One of my frustrations with the current “crossroads moment” I’m in is that I am once again pursuing a career path that requires explanation. My very first “goal” in a career was to become a “shaper” – based on a made-up science-fiction job of a person who created environments for zero-gee dance. As an idealistic undergrad, I put that title on the business card, thinking that it would be the start to a conversation – and it was. I simply wasn’t prepared for how tired of that conversation I would get.
Same thing happened when I started working as a “creative”, and also as a “open-space facilitator.” Often I would simply dodge the conversation and say “I’m an event producer.” People didn’t understand really what that was, either, but they thought they did – it sounded like a real job – so it was sometimes easier to use.
My feelings about this list of names is a mixture of “Hey, cool!” and “Oh, boy, here we go again.” There are three versions of the title that do appeal to me, however:
Visual Practitioner
I am the epitome of the person who wears many hats (or, as I’ve been thinking lately, a version of the One-Man Band epitomized by Bert in Mary Poppins) and I like this title because, in my mind, it is more about a way of doing things – a practice – than a job in and of itself.

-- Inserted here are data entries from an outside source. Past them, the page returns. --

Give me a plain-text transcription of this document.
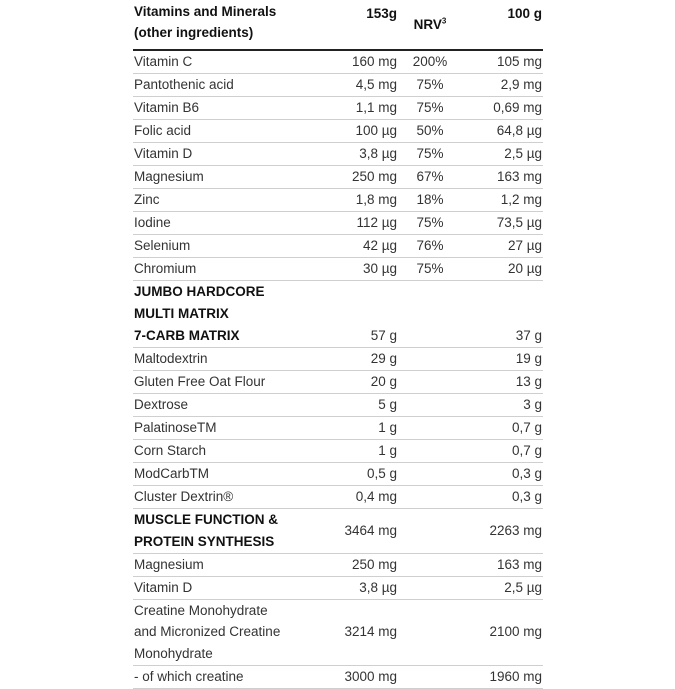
Vitamins and Minerals
(other ingredients)	153g	NRV$^3$	100 g
Vitamin C	160 mg	200%	105 mg
Pantothenic acid	4,5 mg	75%	2,9 mg
Vitamin B6	1,1 mg	75%	0,69 mg
Folic acid	100 µg	50%	64,8 µg
Vitamin D	3,8 µg	75%	2,5 µg
Magnesium	250 mg	67%	163 mg
Zinc	1,8 mg	18%	1,2 mg
Iodine	112 µg	75%	73,5 µg
Selenium	42 µg	76%	27 µg
Chromium	30 µg	75%	20 µg
JUMBO HARDCORE			
MULTI MATRIX			
7-CARB MATRIX	57 g		37 g
Maltodextrin	29 g		19 g
Gluten Free Oat Flour	20 g		13 g
Dextrose	5 g		3 g
PalatinoseTM	1 g		0,7 g
Corn Starch	1 g		0,7 g
ModCarbTM	0,5 g		0,3 g
Cluster Dextrin®	0,4 mg		0,3 g
MUSCLE FUNCTION &
PROTEIN SYNTHESIS	3464 mg		2263 mg
Magnesium	250 mg		163 mg
Vitamin D	3,8 µg		2,5 µg
Creatine Monohydrate
and Micronized Creatine
Monohydrate	3214 mg		2100 mg
- of which creatine	3000 mg		1960 mg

Visual practitioners can be counselors, bloggers, facilitators, cooks, whatever – they simply integrate the visual part of it into whatever job they do. It becomes more of an adjective (or maybe adverb?) than a noun, in my mind.
Visual Synthesis
In my mind, this would change in title to “synthesist” and it appeals to me because the ability to synthesize information into a useful form is one of the most crucial skills needed in this latter part of the Information Age. I tell my own kids and grandkids that it’s fine to learn about subjects that interest them – but the most important skill they can learn is figuring out how to learn, and how to learn quickly.
![](https://i0.wp.com/www.creativegray.me/wp-content/uploads/2018/12/ulabSource.jpg?resize=300%2C300)
One of the most resonant parts of Kelvy Bird’s writing and practice is the idea of tapping into and becoming a conduit for the “source”. In my mind it can (to some extent) represent the kind of Jungian collective unconscious, but more immediately I feel that this is a skill that can be used to perceive the gestalt of any particular group, synthesize their interactions and have it expressed on the wall in a form that helps them understand the concepts and conversations even better. The ideal form (in my mind) is that it has no particular component of my own biases or opinions – the goal is to serve as a synthesizing agent for their experience in a non-time-based second-person-plural iconographic format to complement their linear-time-based, verbal/written and first-person subjective experience.
Which leads me to my all-time favorite term…
Scribe
Part of my personal practice lately is to try and de-center myself in my work, or at least leverage the privilege I have in an effort to “first, do no harm kind of way and possibly help others. This comes from a growing awareness of the power projected simply by my demographic (cis het-presenting white male) especially among the populations I serve with my work (such as LGBTQ communities) as well as continued horrified understanding of the damage that has been done (#MeToo is the obvious example, but there are so. many. Others.).
This is one of the reasons “Scribe” very much appeals to me as a title, because it is non-authoritative. You don’t heard about “alpha scribes” or “how to be a Fortune-500 Scribe” or “the Morning Routines of the 1% Scribes.” At the same time, it is a skill, and a skill that is put out there for the service of others.
I’m also not entirely altruistic, and I recognize that a truly good scribe does have a lot of power, and can be an essential part of an organization’s success. I confess that I also am working through some of the resistance to the word “art” and so borrowing from a tag that I had on a notebook also appeals: “Artisan Scribe. While that might bring to mind small-batch man-buns and hipster mentality, I think it can also help express that this is not simply a literary scribe, but also one who uses images in a careful and hand-crafted way to further empower the messages being inscribed.
In short: when talking to others, I like “visual practitioner” and “visual synthesist” best, but for my internal practice and ideals I am striving to become an Artisan Scribe.